Expiration of Term: Upon expiration of the license term, the Licensee shall cease streaming of the Program and the Program must be deleted from the Licensee’s digital servers.
Acknowledgement of Limitations: The Licensee acknowledges the Program is copyrighted and the Licensor has a copyright interest in the Program which is legally protected against the Licensee’s use, copying or exhibition except as is set out above.
DVD w/PPR. PPR stands for Public Performance Rights. A DVD with PPR license permits the buyer to use the film in non-theatrical venues for educational purposes, community screenings and other non-commercial purposes.
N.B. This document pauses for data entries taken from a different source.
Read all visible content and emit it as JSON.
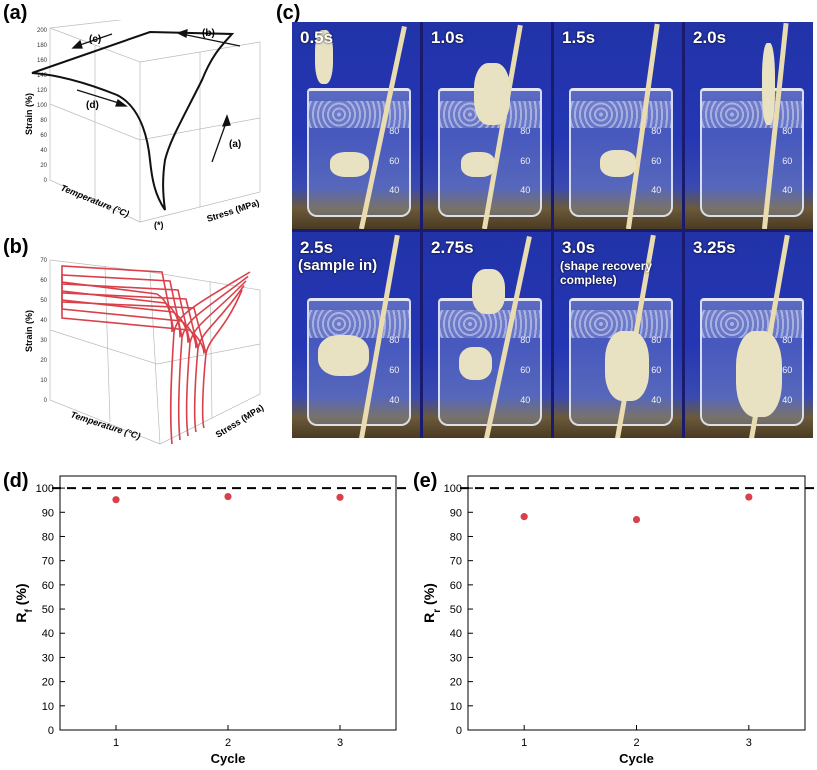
{
  "panel_labels": {
    "a": "(a)",
    "b": "(b)",
    "c": "(c)",
    "d": "(d)",
    "e": "(e)"
  },
  "panel_a": {
    "zlabel": "Strain (%)",
    "xlabel": "Temperature (°C)",
    "ylabel": "Stress (MPa)",
    "zticks": [
      "0",
      "20",
      "40",
      "60",
      "80",
      "100",
      "120",
      "140",
      "160",
      "180",
      "200"
    ],
    "step_labels": {
      "a": "(a)",
      "b": "(b)",
      "c": "(c)",
      "d": "(d)",
      "start": "(*)"
    },
    "line_color": "#111111"
  },
  "panel_b": {
    "zlabel": "Strain (%)",
    "xlabel": "Temperature (°C)",
    "ylabel": "Stress (MPa)",
    "zticks": [
      "0",
      "10",
      "20",
      "30",
      "40",
      "50",
      "60",
      "70"
    ],
    "line_color": "#d9414a",
    "cycles": 5
  },
  "panel_c": {
    "frames": [
      {
        "time": "0.5s",
        "sub": ""
      },
      {
        "time": "1.0s",
        "sub": ""
      },
      {
        "time": "1.5s",
        "sub": ""
      },
      {
        "time": "2.0s",
        "sub": ""
      },
      {
        "time": "2.5s",
        "sub": "(sample in)"
      },
      {
        "time": "2.75s",
        "sub": ""
      },
      {
        "time": "3.0s",
        "sub": "(shape recovery complete)"
      },
      {
        "time": "3.25s",
        "sub": ""
      }
    ],
    "beaker_marks": [
      "80",
      "60",
      "40"
    ]
  },
  "chart_data": [
    {
      "type": "scatter",
      "panel": "(d)",
      "xlabel": "Cycle",
      "ylabel": "R_f (%)",
      "ylabel_main": "R",
      "ylabel_sub": "f",
      "ylabel_unit": " (%)",
      "x": [
        1,
        2,
        3
      ],
      "y": [
        95.2,
        96.5,
        96.2
      ],
      "xticks": [
        "1",
        "2",
        "3"
      ],
      "yticks": [
        "0",
        "10",
        "20",
        "30",
        "40",
        "50",
        "60",
        "70",
        "80",
        "90",
        "100"
      ],
      "xlim": [
        0.5,
        3.5
      ],
      "ylim": [
        0,
        105
      ],
      "reference_line": 100,
      "marker_color": "#d9414a"
    },
    {
      "type": "scatter",
      "panel": "(e)",
      "xlabel": "Cycle",
      "ylabel": "R_r (%)",
      "ylabel_main": "R",
      "ylabel_sub": "r",
      "ylabel_unit": " (%)",
      "x": [
        1,
        2,
        3
      ],
      "y": [
        88.2,
        87.0,
        96.3
      ],
      "xticks": [
        "1",
        "2",
        "3"
      ],
      "yticks": [
        "0",
        "10",
        "20",
        "30",
        "40",
        "50",
        "60",
        "70",
        "80",
        "90",
        "100"
      ],
      "xlim": [
        0.5,
        3.5
      ],
      "ylim": [
        0,
        105
      ],
      "reference_line": 100,
      "marker_color": "#d9414a"
    }
  ]
}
Standard educational DVD w/PPR purchases are in perpetuity for use by the institution, college, school, library, its staff and students.
All DVDs sales are final. We guarantee that all DVDs will be free from defects at the time of delivery. Defective DVDs will be replaced without charge within 30 days of date of shipment.
The creators of all works distributed by Moving Images Distribution hold copyright for their work. All purchasers are to specify use required precisely at time of ordering and agree to comply with all copyright, trademark and intellectual property law. No materials purchased may be used outside the rights acquired at time of purchase or may be reproduced in whole or in part by any method now known or hereafter devised. No materials purchased without specific broadcast license and agreement may be broadcast, retransmitted or exhibited in whole or in part without a specific license agreement from Moving Images Distribution for such use.